During the annual lecture that took place on Northeastern’s Boston campus, Wilson honed in on the need for greater oversight, collaboration and problem-solving as it relates to digital algorithms, which he says “run a significant portion of [our lives].”

The ubiquity of the algorithmic footprint on society today is almost impossible to measure—but it is immense. Wilson says that algorithms figure in everything from what kinds of advertisements and job opportunities people are presented with, to whether a person qualifies for a home loan or other line of credit. Even decisions pertaining to patient medical care are increasingly driven by algorithms.

“If you work for a company like Uber or Lyft or Doordash, you don’t have a human boss—you work for an algorithm,” Wilson says. “Algorithms manage this sort of virtual workforce.”Wilson’s talk, titled “Towards Transparency of the Algorithmically Mediated World,” brought this expertise in “algorithm auditing” —the practice of ensuring an algorithm is legal, ethical and safe to use—to bear, presenting case studies that touched on how systems that influence online hiring, web search and social media, for example, have real-world consequences.

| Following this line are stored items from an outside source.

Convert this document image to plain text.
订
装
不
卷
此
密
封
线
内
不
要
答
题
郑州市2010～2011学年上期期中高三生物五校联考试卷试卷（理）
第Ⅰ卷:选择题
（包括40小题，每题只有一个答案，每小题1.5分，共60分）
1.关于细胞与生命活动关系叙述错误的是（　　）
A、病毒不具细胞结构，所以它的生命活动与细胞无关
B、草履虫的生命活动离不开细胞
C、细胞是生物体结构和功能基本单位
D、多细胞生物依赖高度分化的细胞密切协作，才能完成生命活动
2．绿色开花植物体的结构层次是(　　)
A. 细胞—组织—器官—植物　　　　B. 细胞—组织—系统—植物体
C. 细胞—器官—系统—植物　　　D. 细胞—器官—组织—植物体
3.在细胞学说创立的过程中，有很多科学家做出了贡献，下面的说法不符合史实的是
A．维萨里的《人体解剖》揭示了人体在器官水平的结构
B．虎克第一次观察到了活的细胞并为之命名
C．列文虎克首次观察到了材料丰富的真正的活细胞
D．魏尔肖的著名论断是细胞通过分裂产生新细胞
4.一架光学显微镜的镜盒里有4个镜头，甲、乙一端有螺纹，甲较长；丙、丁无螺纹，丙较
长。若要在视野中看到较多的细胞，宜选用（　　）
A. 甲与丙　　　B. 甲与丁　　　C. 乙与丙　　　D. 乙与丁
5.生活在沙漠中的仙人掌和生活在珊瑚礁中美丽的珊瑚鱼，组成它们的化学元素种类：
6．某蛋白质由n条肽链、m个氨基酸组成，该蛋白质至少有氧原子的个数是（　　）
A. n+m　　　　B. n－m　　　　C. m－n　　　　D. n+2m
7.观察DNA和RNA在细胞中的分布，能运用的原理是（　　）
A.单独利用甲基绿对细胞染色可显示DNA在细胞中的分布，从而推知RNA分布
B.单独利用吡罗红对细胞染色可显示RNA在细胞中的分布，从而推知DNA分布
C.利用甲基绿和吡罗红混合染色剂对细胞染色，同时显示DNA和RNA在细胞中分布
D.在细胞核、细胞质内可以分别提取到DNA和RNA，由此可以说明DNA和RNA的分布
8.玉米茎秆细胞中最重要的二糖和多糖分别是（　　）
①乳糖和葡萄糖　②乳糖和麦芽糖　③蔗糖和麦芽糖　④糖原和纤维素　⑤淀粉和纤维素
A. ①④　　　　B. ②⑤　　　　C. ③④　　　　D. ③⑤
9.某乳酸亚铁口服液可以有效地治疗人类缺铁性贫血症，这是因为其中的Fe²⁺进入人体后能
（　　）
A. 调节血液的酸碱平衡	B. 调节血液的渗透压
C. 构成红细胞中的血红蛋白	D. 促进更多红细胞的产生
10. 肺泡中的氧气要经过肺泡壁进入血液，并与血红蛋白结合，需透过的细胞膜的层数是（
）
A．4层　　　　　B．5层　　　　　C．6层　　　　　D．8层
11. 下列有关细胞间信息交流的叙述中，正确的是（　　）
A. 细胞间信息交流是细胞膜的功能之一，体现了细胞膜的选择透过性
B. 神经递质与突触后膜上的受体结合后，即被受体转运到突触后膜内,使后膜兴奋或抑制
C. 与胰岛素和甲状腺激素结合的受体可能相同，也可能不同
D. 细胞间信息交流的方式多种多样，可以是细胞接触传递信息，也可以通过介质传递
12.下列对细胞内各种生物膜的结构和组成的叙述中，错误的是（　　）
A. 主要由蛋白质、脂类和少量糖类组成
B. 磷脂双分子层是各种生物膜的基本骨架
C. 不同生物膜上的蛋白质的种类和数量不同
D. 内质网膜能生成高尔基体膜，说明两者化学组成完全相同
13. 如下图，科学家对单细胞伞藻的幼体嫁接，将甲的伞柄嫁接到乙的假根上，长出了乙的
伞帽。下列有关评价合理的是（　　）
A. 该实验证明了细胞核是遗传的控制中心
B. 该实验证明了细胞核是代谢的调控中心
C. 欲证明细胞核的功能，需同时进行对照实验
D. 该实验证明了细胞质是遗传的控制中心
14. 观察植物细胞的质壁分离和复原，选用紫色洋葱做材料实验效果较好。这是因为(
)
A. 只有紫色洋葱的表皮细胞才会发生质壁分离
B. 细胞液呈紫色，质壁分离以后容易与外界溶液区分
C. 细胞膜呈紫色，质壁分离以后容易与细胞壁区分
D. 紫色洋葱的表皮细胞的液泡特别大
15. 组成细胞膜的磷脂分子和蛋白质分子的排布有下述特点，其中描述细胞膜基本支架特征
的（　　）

Indeed, the negative aspects of algorithms has been a hotly contested topic in recent years, leading to many contentious encounters between “big tech” CEOs and federal lawmakers.

“Unfortunately, these hearings are incredibly disappointing,” says Wilson. “The CEOs deny these problems; they don’t commit to any substantive changes, and lawmakers really fail to act on what they have heard at these hearings.”

Wilson has spent an extensive amount of time in the world of algorithmic auditing. His work has debunked the theory that Google’s search engine creates partisan “filter bubbles” in which people only receive search results that reinforce their preexisting biases and beliefs. He also discovered that Amazon and travel websites sometimes position products and fares with higher prices more prominently than those that present better deals for consumers.

Much of the concern over algorithms, he argues, stems from an “information asymmetry” in which data about the public is prevalent, marketized and readily available, but then used by black box systems in ways that are little understood.

The solution? Greater transparency, Wilson says.  

“In other areas where there are powerful and opaque actors, one of the remedies is to leverage transparency,” Wilson says. “If you can increase transparency of the system, you can understand how it works; you can call bad actors to account; you can create a system of accountability. But that really has to be predicated on transparency. You can’t contest or challenge what you cannot understand.”

In this way, algorithm auditing is similar to the way “a journalist would investigate a politician to hold them to account,” Wilson says. 

“My hope is that by engaging in this kind of algorithm auditing, we can actually affect change,” Wilson says. 

The Robert D. Klein Lecture was established in 1964, and is given each year by a member of the teaching faculty who has contributed with distinction to his or her field of study. It was renamed in 1979 in tribute to the late Robert D. Klein, professor of mathematics, chairman of the Faculty Senate Agenda Committee, and vice chairman of the Faculty Senate.